In entrambi i kontàkia dell'Epifania, Romano accosta la nudità dopo il peccato di Adamo, spogliato dall'immagine di cui fu creato, alla nudità di Cristo incarnato e pronto a essere battezzato: "Giovanni contemplò con rispetto le membra ignude di colui che impone alle nuvole di avvolgere il cielo come un mantello, e vide in mezzo ai flutti colui che era apparso in mezzo ai tre fanciulli, la rugiada di fuoco".

Il Melode sviluppa ancora il tema e della nudità e della cecità di Adamo dopo il peccato, presentate come conseguenza della sua caduta: "Ad Adamo accecato nell'Eden è apparso un sole da Betlemme ed egli ha aperto le sue pupille, detergendole con le acque del Giordano. Quando Adamo per sua volontà perse la vista per aver assaggiato il frutto che rende ciechi, subito fu denudato: trovandolo cieco, colui che gli aveva tolto la vista lo privò dei vestiti. A tale vista colui che per natura è compassionevole si avvicinò a lui dicendo: Nudo ed accecato io ti accolgo".

Per Romano, quindi, l'incarnazione e il battesimo di Cristo sono realtà finalizzate a riportare e ricreare Adamo nella condizione di figlio: "Inneggia, inneggia a lui, o Adamo; adora colui che ti viene incontro! Mentre tu ti ritraevi, egli si è mostrato a te affinché tu potessi vederlo, toccarlo e riceverlo.
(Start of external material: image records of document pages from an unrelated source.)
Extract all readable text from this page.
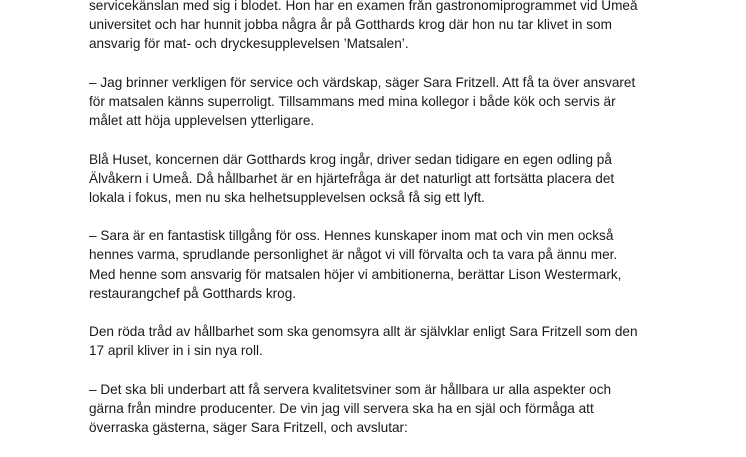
servicekänslan med sig i blodet. Hon har en examen från gastronomiprogrammet vid Umeå
universitet och har hunnit jobba några år på Gotthards krog där hon nu tar klivet in som
ansvarig för mat- och dryckesupplevelsen ’Matsalen’.

– Jag brinner verkligen för service och värdskap, säger Sara Fritzell. Att få ta över ansvaret
för matsalen känns superroligt. Tillsammans med mina kollegor i både kök och servis är
målet att höja upplevelsen ytterligare.

Blå Huset, koncernen där Gotthards krog ingår, driver sedan tidigare en egen odling på
Älvåkern i Umeå. Då hållbarhet är en hjärtefråga är det naturligt att fortsätta placera det
lokala i fokus, men nu ska helhetsupplevelsen också få sig ett lyft.

– Sara är en fantastisk tillgång för oss. Hennes kunskaper inom mat och vin men också
hennes varma, sprudlande personlighet är något vi vill förvalta och ta vara på ännu mer.
Med henne som ansvarig för matsalen höjer vi ambitionerna, berättar Lison Westermark,
restaurangchef på Gotthards krog.

Den röda tråd av hållbarhet som ska genomsyra allt är självklar enligt Sara Fritzell som den
17 april kliver in i sin nya roll.

– Det ska bli underbart att få servera kvalitetsviner som är hållbara ur alla aspekter och
gärna från mindre producenter. De vin jag vill servera ska ha en själ och förmåga att
överraska gästerna, säger Sara Fritzell, och avslutar:
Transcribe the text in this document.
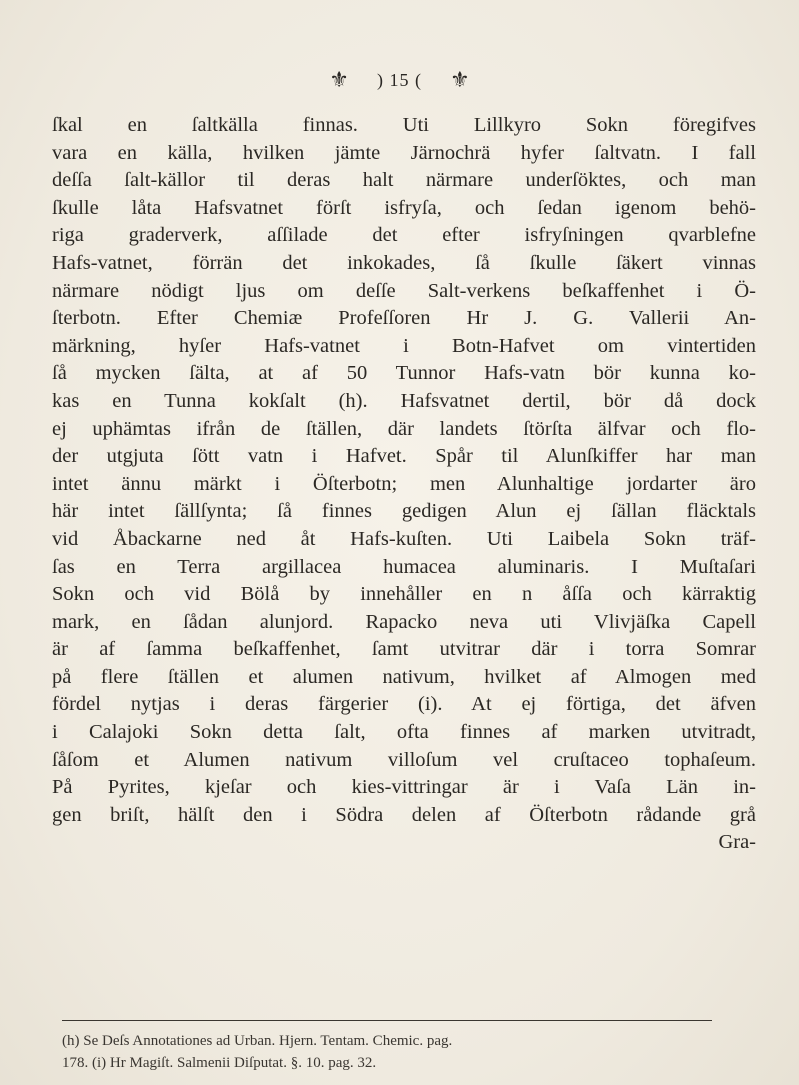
⚜ ) 15 ( ⚜
ſkal en ſaltkälla finnas. Uti Lillkyro Sokn föregifves
vara en källa, hvilken jämte Järnochrä hyfer ſaltvatn. I fall
deſſa ſalt-källor til deras halt närmare underſöktes, och man
ſkulle låta Hafsvatnet förſt isfryſa, och ſedan igenom behö-
riga graderverk, aſſilade det efter isfryſningen qvarblefne
Hafs-vatnet, förrän det inkokades, ſå ſkulle ſäkert vinnas
närmare nödigt ljus om deſſe Salt-verkens beſkaffenhet i Ö-
ſterbotn. Efter Chemiæ Profeſſoren Hr J. G. Vallerii An-
märkning, hyſer Hafs-vatnet i Botn-Hafvet om vintertiden
ſå mycken ſälta, at af 50 Tunnor Hafs-vatn bör kunna ko-
kas en Tunna kokſalt (h). Hafsvatnet dertil, bör då dock
ej uphämtas ifrån de ſtällen, där landets ſtörſta älfvar och flo-
der utgjuta ſött vatn i Hafvet. Spår til Alunſkiffer har man
intet ännu märkt i Öſterbotn; men Alunhaltige jordarter äro
här intet ſällſynta; ſå finnes gedigen Alun ej ſällan fläcktals
vid Åbackarne ned åt Hafs-kuſten. Uti Laibela Sokn träf-
ſas en Terra argillacea humacea aluminaris. I Muſtaſari
Sokn och vid Bölå by innehåller en n åſſa och kärraktig
mark, en ſådan alunjord. Rapacko neva uti Vlivjäſka Capell
är af ſamma beſkaffenhet, ſamt utvitrar där i torra Somrar
på flere ſtällen et alumen nativum, hvilket af Almogen med
fördel nytjas i deras färgerier (i). At ej förtiga, det äfven
i Calajoki Sokn detta ſalt, ofta finnes af marken utvitradt,
ſåſom et Alumen nativum villoſum vel cruſtaceo tophaſeum.
På Pyrites, kjeſar och kies-vittringar är i Vaſa Län in-
gen briſt, hälſt den i Södra delen af Öſterbotn rådande grå
Gra-
(h) Se Deſs Annotationes ad Urban. Hjern. Tentam. Chemic. pag.
178. (i) Hr Magiſt. Salmenii Diſputat. §. 10. pag. 32.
Lui è sceso sulla terra per portarti lassù, è diventato mortale affinché tu potessi diventare dio e rivestirti della primitiva dignità, per riaprire l'Eden ha preso dimora a Nazaret".

Verso la fine del secondo dei suoi poemi, Romano riprende il tema del vestito bianco indossato dai battezzati, vestito intessuto dallo Spirito Santo nell'incarnazione del Verbo di Dio, divenuto agnello di Dio: "È stata ormai strappata la veste del lutto, abbiamo indossato l'abito bianco, intessuto per noi dallo Spirito col vello immacolato dell'Agnello e Dio nostro. Quale messaggio del Battista e quale mistero in esso! Chiama agnello il pastore, e non semplicemente agnello, ma agnello che libera dalle colpe".


Per il poeta le teofanie veterotestamentarie sono soltanto ombre, prefigurazioni della grande e piena teofania del Verbo di Dio nella sua incarnazione; esse si compiono pienamente nella nascita e nell'epifania del Logos divino, che diventa visibile agli occhi di tutti: "Quando Dio apparve ad Abramo si mostrò come un angelo. Ora invece è apparso a noi col suo vero aspetto, perché il Verbo si è fatto carne: allora l'oscurità, ora la chiarezza; ai padri le ombre, ai patriarchi le figure, ai figli invece la verità in persona! Colui che Ezechiele vide in forma umana su un carro di fuoco e Daniele come figlio d'uomo e antico di giorni, vecchio e giovane, proclamando solo Signore colui che è apparso e ha illuminato ogni cosa".

Una delle strofe, la prima del primo kontàkion sull'Epifania del Melode, è quella che è entrata nell'ufficiatura bizantina e che raccoglie tutta la teologia della festa: "Ti sei manifestato oggi al mondo, e la tua luce, o Signore, ha impresso il segno su di noi che, riconoscendoti, eleviamo a te il nostro inno: Sei venuto, sei apparso, luce inaccessibile".